第78話 相談
松井は飛脚に手紙を託し、すぐ戻る。
「ただいま、徳寿丸」
「松兄様、お帰りなさい!」
「どうしたの? 困りごと?」
「実はね……」
徳寿丸はキョロキョロと周りを見渡す。
そして、誰もいないことを確認した。
「こっち来て」
「? うん」
徳寿丸は松井のみを部屋に入れた。
「大内様が、鞆の浦に来られるから私も来るように、と言われています。松兄様ならどうなさいますか?」
「……うーん、僕なら行くよ」
「やはり、松兄様なら行かれますか……」
「そうだね。大内義隆殿が、それだけ徳寿丸の力を借りたい、って願っているからこそお声がかかったんだろうし」
「確かに、そう考えるべきですよね」
「うん。だから、僕なら行く」
「分かりました! 松兄様に話せてよかったです」
徳寿丸はニコッと笑った。
徳寿丸は部屋で手紙を書いていた。
「父上と、兄上と、大内様に書くとなると大変……」
だが、どことなく楽しそうである。
松井は部屋で再び悠月の手紙を読み返す。
「長い……。けど、悠月らしいよ」
ちなみに、最初の手紙を測ってみた。
「……5m近くもあったのか。そりゃ長いし重たいよ」
松井は長さを測った直後、一瞬硬直したが、思い切り笑った。
そして、二枚目の手紙も測ってみる。
「……今度はギリギリ4mないのか。
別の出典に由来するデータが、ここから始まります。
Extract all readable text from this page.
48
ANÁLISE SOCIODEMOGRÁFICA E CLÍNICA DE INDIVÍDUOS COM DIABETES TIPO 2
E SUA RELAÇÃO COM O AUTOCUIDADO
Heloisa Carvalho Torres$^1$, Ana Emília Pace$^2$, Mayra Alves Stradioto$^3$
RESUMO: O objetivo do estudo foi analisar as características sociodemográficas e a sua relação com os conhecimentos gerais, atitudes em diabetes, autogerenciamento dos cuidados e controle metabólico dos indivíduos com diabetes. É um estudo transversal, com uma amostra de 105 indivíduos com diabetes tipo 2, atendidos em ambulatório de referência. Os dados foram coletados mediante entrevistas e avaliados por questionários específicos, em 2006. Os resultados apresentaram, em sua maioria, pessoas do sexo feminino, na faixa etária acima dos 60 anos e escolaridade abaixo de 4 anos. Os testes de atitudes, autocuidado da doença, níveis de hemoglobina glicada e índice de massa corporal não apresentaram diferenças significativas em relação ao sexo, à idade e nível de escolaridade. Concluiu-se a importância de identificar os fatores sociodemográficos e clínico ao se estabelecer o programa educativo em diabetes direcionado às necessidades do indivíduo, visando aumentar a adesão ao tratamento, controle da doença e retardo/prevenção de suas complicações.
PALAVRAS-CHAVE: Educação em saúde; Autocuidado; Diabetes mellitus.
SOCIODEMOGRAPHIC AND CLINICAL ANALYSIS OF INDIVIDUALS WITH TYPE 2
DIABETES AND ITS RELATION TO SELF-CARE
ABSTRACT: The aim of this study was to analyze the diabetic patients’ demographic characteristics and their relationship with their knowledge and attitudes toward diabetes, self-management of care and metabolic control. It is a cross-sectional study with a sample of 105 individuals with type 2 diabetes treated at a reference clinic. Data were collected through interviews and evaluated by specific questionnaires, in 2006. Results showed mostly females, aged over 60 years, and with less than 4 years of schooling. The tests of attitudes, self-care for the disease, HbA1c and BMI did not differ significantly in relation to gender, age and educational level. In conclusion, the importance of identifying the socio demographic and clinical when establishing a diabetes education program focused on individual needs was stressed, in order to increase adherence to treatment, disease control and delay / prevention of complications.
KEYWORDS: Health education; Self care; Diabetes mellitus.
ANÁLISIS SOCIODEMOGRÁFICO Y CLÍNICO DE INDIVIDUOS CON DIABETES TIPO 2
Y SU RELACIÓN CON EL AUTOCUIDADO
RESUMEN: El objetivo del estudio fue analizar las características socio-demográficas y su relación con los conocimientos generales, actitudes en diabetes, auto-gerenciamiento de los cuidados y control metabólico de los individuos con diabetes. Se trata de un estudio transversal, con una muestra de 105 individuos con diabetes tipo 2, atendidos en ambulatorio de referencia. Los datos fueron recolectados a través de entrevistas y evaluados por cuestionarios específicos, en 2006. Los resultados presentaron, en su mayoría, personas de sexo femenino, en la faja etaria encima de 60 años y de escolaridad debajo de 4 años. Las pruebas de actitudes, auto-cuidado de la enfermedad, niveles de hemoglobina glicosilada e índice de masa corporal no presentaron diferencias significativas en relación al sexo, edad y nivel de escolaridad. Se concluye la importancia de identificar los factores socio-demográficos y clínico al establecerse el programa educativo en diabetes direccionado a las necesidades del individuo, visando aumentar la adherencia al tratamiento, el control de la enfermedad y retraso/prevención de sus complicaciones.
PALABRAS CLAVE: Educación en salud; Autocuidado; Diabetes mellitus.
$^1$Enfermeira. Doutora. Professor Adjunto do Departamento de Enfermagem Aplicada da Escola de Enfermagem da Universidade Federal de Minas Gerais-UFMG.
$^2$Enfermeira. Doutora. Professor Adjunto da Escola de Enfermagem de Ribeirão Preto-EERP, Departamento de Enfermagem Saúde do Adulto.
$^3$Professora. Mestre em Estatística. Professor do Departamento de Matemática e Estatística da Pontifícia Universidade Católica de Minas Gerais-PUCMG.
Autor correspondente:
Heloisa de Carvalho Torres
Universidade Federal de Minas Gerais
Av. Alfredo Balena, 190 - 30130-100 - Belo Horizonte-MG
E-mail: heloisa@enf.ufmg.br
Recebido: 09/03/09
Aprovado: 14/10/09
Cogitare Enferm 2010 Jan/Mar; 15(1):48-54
確かに、前よりは短いけど」
松井が出した手紙は、便せん数枚、直線にしたとしてもここまではないだろう。
うーん、と松井は顎の下に指を置いて考える。
「今度はこっちが、とんでもなく長い手紙を出してやろうか」
きっと悠月のことだ。
驚くか、喜ぶか、その両方かの三択だろう。
「次に手紙を書くのが、楽しみだ」
松井は悪戯っぽい表情を浮かべた。